Amor de atardeceres...
No todos conocen el amor, a veces nos pasa enfrente y no nos damos cuenta.
Cuántas veces he cerrado mis ojos para verle en mi interior, pero a veces el recuerdo es engañoso y sólo te regala escenas específicas que así como vienen, se van y se diluyen en la memoria.
Hace un tiempo, conocí a un joven lleno de sueños, inseguridades, silencios y vacíos. Fuimos juntos a la Academia de Letras y compartimos mucho tiempo, lo suficiente como para saber quién era, qué quería y a dónde se dirigía.
Cada tarde, nos veíamos y aprovechábamos los ratos libres para conversar y compartir inquietudes; a veces me parecía ambiguo, pero había algo que me atraía de aquel caballero pleno de enigmas.
Hubo unos días que estuvimos muy cerca, más de lo normal; nuestras miradas se encontraban, nuestras manos jugaban a esconderse unas en las otras y las sonrisas nos hacían cómplices. Me sentía muy bien en su compañía, pero a la vez tenía miedo de ser herida una vez más; quizá era tarde ya para eso, pues llegó el momento esperado, en el que se definiría todo aquello que nos estaba pasando y me dijo que quería acostumbrarse a mí.
No sé si fue apresurado, o simplemente todo lo que sentía dio vueltas en mi mente sin siquiera preguntarle al corazón, lo cierto es que le dije que no era cuestión de costumbre, sino de querer y que no quería que me hiciera daño.
La historia terminó y la distancia fue cada vez más grande, más fuerte y más dolorosa; una distancia llena de cercanía y cotidianidad, pero ya nada fue igual, porque el temor ahogó en un mar de lágrimas el sentimiento que a penas nacía.
Durante semanas dormí intranquila, no podía soportar tanta indiferencia, hasta que un día desperté sobresaltada, me asomé a mi ventana y parecía que todo estaba en orden, sin embargo, tenía una presión en el pecho que me indicaba que algo andaba mal.
En la tarde fui a la Academia, caminé por el largo y oscuro pasillo que me conducía a la sala de clases y él no estaba ahí; nadie tenía idea de su paradero y eso me angustiaba más.
Recuerdo ese día mejor que ninguno otro de mi vida; no tenía cabeza para estudiar ninguna lección, estaba ida del mundo. Mi cuerpo estaba en ese preciso instante y ese mismo lugar, pero mi mente se había ido muy lejos de ahí, tan lejos como el viento se lo había llevado a él.
Por un momento sentí su presencia en la silla tras de mí, pero era un simple espejismo porque él ya no estaba; había emprendido un viaje
que lo llevaría a encontrarse consigo mismo y a descubrir su destino.
Aquel chico inseguro de sí, había conseguido la fuerza que necesitaba para dejarlo todo y tomarse un tiempo de reflexión.
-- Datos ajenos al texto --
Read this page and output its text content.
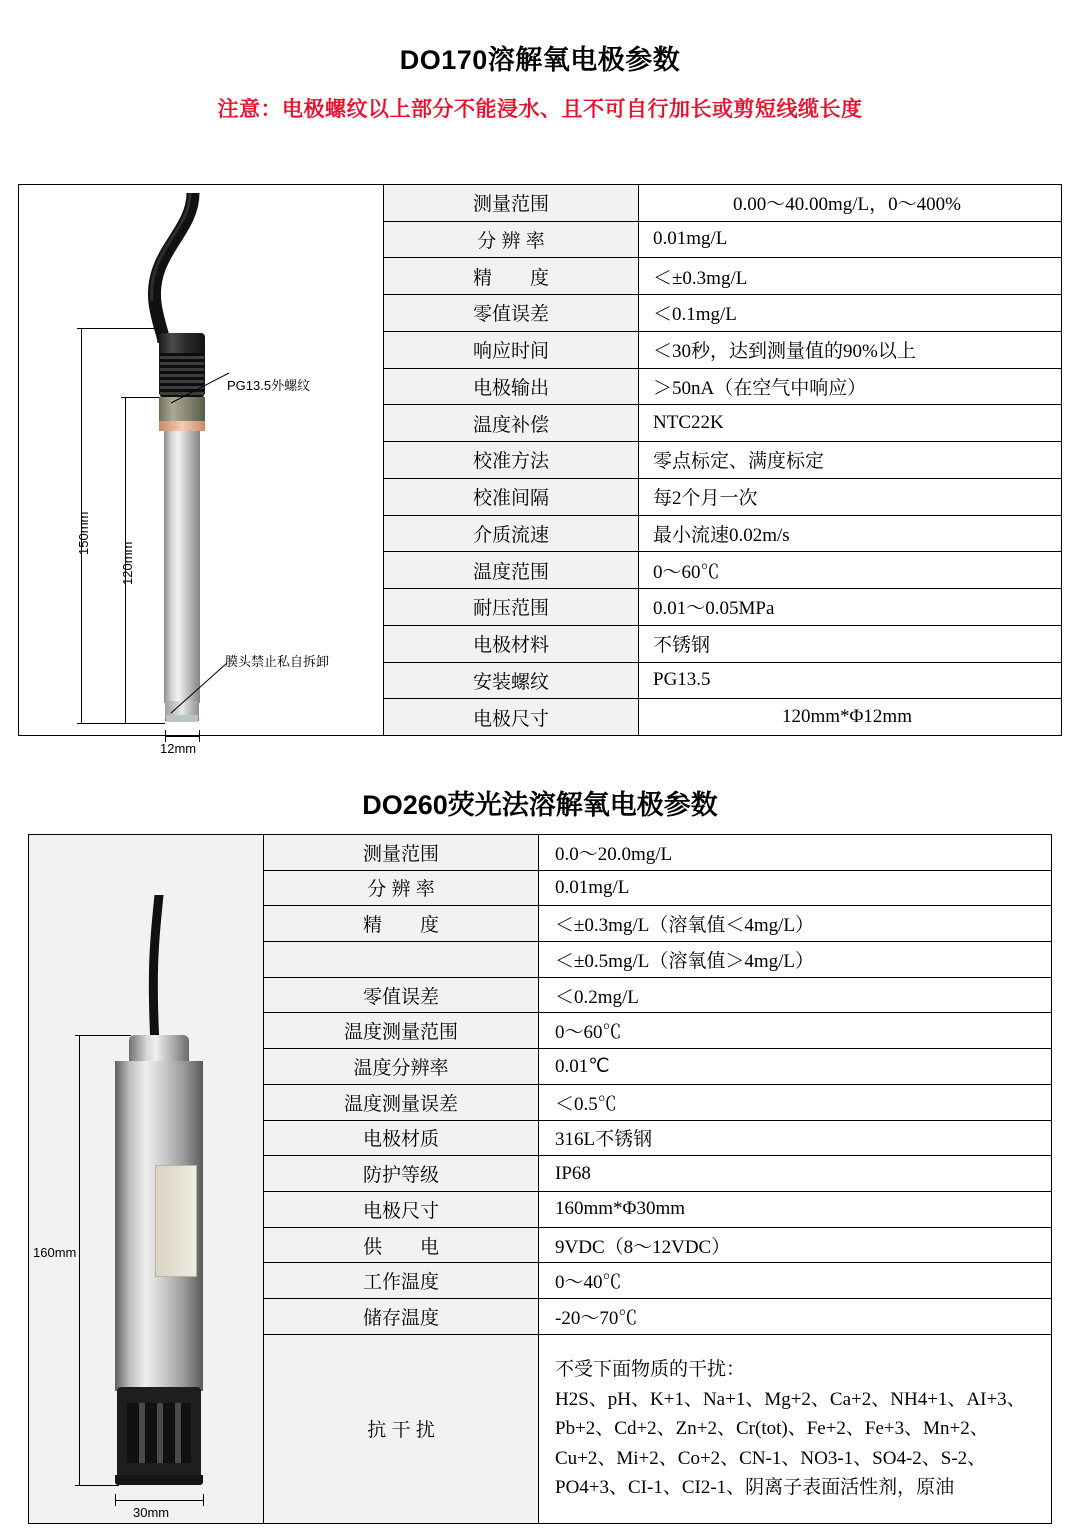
DO170溶解氧电极参数
注意：电极螺纹以上部分不能浸水、且不可自行加长或剪短线缆长度
PG13.5外螺纹
膜头禁止私自拆卸
150mm
120mm
12mm
测量范围	0.00～40.00mg/L，0～400%
分 辨 率	0.01mg/L
精　　度	＜±0.3mg/L
零值误差	＜0.1mg/L
响应时间	＜30秒，达到测量值的90%以上
电极输出	＞50nA（在空气中响应）
温度补偿	NTC22K
校准方法	零点标定、满度标定
校准间隔	每2个月一次
介质流速	最小流速0.02m/s
温度范围	0～60℃
耐压范围	0.01～0.05MPa
电极材料	不锈钢
安装螺纹	PG13.5
电极尺寸	120mm*Φ12mm
DO260荧光法溶解氧电极参数
160mm
30mm
测量范围	0.0～20.0mg/L
分 辨 率	0.01mg/L
精　　度	＜±0.3mg/L（溶氧值＜4mg/L）
	＜±0.5mg/L（溶氧值＞4mg/L）
零值误差	＜0.2mg/L
温度测量范围	0～60℃
温度分辨率	0.01℃
温度测量误差	＜0.5℃
电极材质	316L不锈钢
防护等级	IP68
电极尺寸	160mm*Φ30mm
供　　电	9VDC（8～12VDC）
工作温度	0～40℃
储存温度	-20～70℃
抗 干 扰	不受下面物质的干扰：
H2S、pH、K+1、Na+1、Mg+2、Ca+2、NH4+1、AI+3、
Pb+2、Cd+2、Zn+2、Cr(tot)、Fe+2、Fe+3、Mn+2、
Cu+2、Mi+2、Co+2、CN-1、NO3-1、SO4-2、S-2、
PO4+3、CI-1、CI2-1、阴离子表面活性剂，原油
Simplemente tomó su sentir y su pensar y se fue a perseguir el horizonte, buscando respuestas, esas que sólo en su corazón habitan.
Yo, desde mi ventana le veo, justo cuando el sol se pone; cierro mis ojos y desde la línea que divide el cielo de la tierra está él observándome.
Ahora siento mucha paz, sé que él es feliz donde quiera que esté.
Amarle es dejar que vuele alto en libertad y sea profundamente feliz en la distancia, aun con el temor de que no vuelva, ya que es su bienestar, el mío.
Tal vez ese sentir no vuelva a tocar mi puerta, pero siempre estará albergado en mi corazón aquel amor que se fue con el sol del atardecer.